Mi ammoscio come un soufflé. Mi prepara una cenetta vegetariana che lui è tanto sensibile con gli animali, il gatto mi guarda sconsolato e ammira appassionato le mie caviglie, forse mi ha scambiata per un coscio di pollo. Sa che non reggo il vino, e mi versa due bicchieri di rosso, ha brutte intenzioni. Ma anche io. Sono fermamente decisa a liberarmi della verginità. Eccheccacchio, tra le amiche manco solo io. E lui non mi fa paura. A dire il vero non mi fa né caldo né freddo ma, almeno, a lui piaccio. Gli rivolgo un sorriso ubriaco, lo prende come un segnale e mi prende in braccio. Mi chiede :
“Siamo sicuri che hai 21 anni, sembri più piccola…”
Oh Madonna santa, che sexy. Vorrei scappare, vorrei vomitare. Ma ormai ho deciso.
“Vuoi vedere i documenti?”
“No vabbè, mi fido, amore”.
Quanto ve piace usare sta parola a sproposito. Mi butta sul letto e il gatto ci segue, pronto alla battaglia. Mi sa che è un rituale che conosce bene. Con un gesto fulmineo lo butta giù e si dedica a me. Per una volta ero felice di essere ubriaca; più mi svestiva, più si spogliava, e meno lo desideravo. But tonight’s the night.
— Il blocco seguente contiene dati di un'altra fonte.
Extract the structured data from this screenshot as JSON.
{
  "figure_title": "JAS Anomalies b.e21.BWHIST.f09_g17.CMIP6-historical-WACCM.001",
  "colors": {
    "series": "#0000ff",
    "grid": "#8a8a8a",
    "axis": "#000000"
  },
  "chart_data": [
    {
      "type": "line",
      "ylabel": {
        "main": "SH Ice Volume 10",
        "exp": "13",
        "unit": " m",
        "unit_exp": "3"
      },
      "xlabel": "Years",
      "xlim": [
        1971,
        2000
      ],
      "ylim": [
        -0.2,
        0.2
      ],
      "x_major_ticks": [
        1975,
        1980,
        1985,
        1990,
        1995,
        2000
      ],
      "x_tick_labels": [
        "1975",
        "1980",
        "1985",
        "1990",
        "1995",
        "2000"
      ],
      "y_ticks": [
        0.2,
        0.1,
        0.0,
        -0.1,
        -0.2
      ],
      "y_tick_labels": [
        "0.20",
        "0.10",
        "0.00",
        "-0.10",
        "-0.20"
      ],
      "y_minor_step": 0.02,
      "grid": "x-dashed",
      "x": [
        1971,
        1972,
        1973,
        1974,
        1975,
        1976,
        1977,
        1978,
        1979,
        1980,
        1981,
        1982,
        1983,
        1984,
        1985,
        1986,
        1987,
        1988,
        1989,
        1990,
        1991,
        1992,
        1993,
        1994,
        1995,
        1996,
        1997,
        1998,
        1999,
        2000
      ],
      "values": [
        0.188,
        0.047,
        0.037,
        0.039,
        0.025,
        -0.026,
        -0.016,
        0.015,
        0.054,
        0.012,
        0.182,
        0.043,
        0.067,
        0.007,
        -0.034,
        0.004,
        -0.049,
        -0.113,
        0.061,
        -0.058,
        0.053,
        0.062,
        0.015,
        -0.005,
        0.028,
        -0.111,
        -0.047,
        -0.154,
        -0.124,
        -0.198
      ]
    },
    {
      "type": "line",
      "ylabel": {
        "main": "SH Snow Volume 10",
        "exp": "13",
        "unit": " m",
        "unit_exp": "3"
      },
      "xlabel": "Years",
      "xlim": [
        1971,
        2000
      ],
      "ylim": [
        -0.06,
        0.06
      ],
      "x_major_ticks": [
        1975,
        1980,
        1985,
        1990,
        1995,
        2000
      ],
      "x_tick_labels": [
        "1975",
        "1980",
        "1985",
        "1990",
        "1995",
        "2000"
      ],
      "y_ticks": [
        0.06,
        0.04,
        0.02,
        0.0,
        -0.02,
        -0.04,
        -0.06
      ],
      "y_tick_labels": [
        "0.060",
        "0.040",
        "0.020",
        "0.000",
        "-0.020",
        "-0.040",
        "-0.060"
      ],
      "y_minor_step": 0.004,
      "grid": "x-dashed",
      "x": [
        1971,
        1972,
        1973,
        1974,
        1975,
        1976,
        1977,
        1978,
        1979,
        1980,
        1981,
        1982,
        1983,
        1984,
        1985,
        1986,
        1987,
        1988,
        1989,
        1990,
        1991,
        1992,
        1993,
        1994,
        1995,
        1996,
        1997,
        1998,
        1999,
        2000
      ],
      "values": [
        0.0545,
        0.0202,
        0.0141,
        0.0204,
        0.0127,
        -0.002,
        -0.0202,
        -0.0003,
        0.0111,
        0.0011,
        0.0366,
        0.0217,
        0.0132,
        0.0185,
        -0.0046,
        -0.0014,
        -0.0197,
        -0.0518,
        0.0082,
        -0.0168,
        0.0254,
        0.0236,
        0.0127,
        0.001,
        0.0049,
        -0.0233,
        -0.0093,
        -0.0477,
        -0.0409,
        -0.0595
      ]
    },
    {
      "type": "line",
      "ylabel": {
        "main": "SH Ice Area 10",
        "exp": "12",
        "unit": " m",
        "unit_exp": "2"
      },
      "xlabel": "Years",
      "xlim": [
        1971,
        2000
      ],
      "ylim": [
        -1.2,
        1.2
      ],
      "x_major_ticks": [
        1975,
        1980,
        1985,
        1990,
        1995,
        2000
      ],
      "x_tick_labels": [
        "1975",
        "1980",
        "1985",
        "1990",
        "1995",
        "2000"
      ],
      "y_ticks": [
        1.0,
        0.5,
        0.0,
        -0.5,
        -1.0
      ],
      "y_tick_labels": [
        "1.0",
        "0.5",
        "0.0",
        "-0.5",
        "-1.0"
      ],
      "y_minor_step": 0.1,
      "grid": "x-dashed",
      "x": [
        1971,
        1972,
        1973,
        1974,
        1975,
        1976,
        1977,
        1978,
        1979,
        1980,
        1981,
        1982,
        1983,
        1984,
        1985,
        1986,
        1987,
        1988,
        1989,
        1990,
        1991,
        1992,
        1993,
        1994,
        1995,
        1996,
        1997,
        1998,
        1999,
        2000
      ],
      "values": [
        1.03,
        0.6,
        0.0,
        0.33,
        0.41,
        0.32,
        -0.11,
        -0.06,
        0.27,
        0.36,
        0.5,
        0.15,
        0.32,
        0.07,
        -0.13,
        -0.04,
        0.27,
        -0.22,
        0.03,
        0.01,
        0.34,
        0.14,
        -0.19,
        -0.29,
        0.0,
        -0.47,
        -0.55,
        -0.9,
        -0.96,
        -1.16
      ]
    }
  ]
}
“Tesoro, è una cosa bella…”
mi dice probabilmente dall’espressione di disgusto che intravede nella penombra.
“Come sei bella”.
“Anche tu”.
In effetti ero affascinata dal suo membro elegante, sottile e arcuato come una scimitarra, ne avevo visti altri ma il suo era particolare. Ma non lo desideravo, mannaggia a me. Pensavo all’amico strafottente, alle amiche mie zoccole nell’anima, alle buste da portare alla mamma’, al suo ego ipertrofico e melenso, al suo attaccamento malsano ai parenti. I miei pensieri di respingimento, così limpidi sulla mia faccia, finiscono con l’innervosirlo. Dopo avermi slinguazzata ovunque come un lama, e inserito la scimitarra, inizia un entra ed esci estenuante e noiosissimo che si conclude con una fontana sulla mia pancia e il suo grido:
“Oh nooooo”.
E lì ho capito, ed è ancora così, inesperienza a parte, che la prostituzione, a tutti i livelli, è un talento che proprio non mi appartiene. Per me il sesso senza amore non è nemmeno concepibile, figuriamoci se attuabile. Mannaggia a me.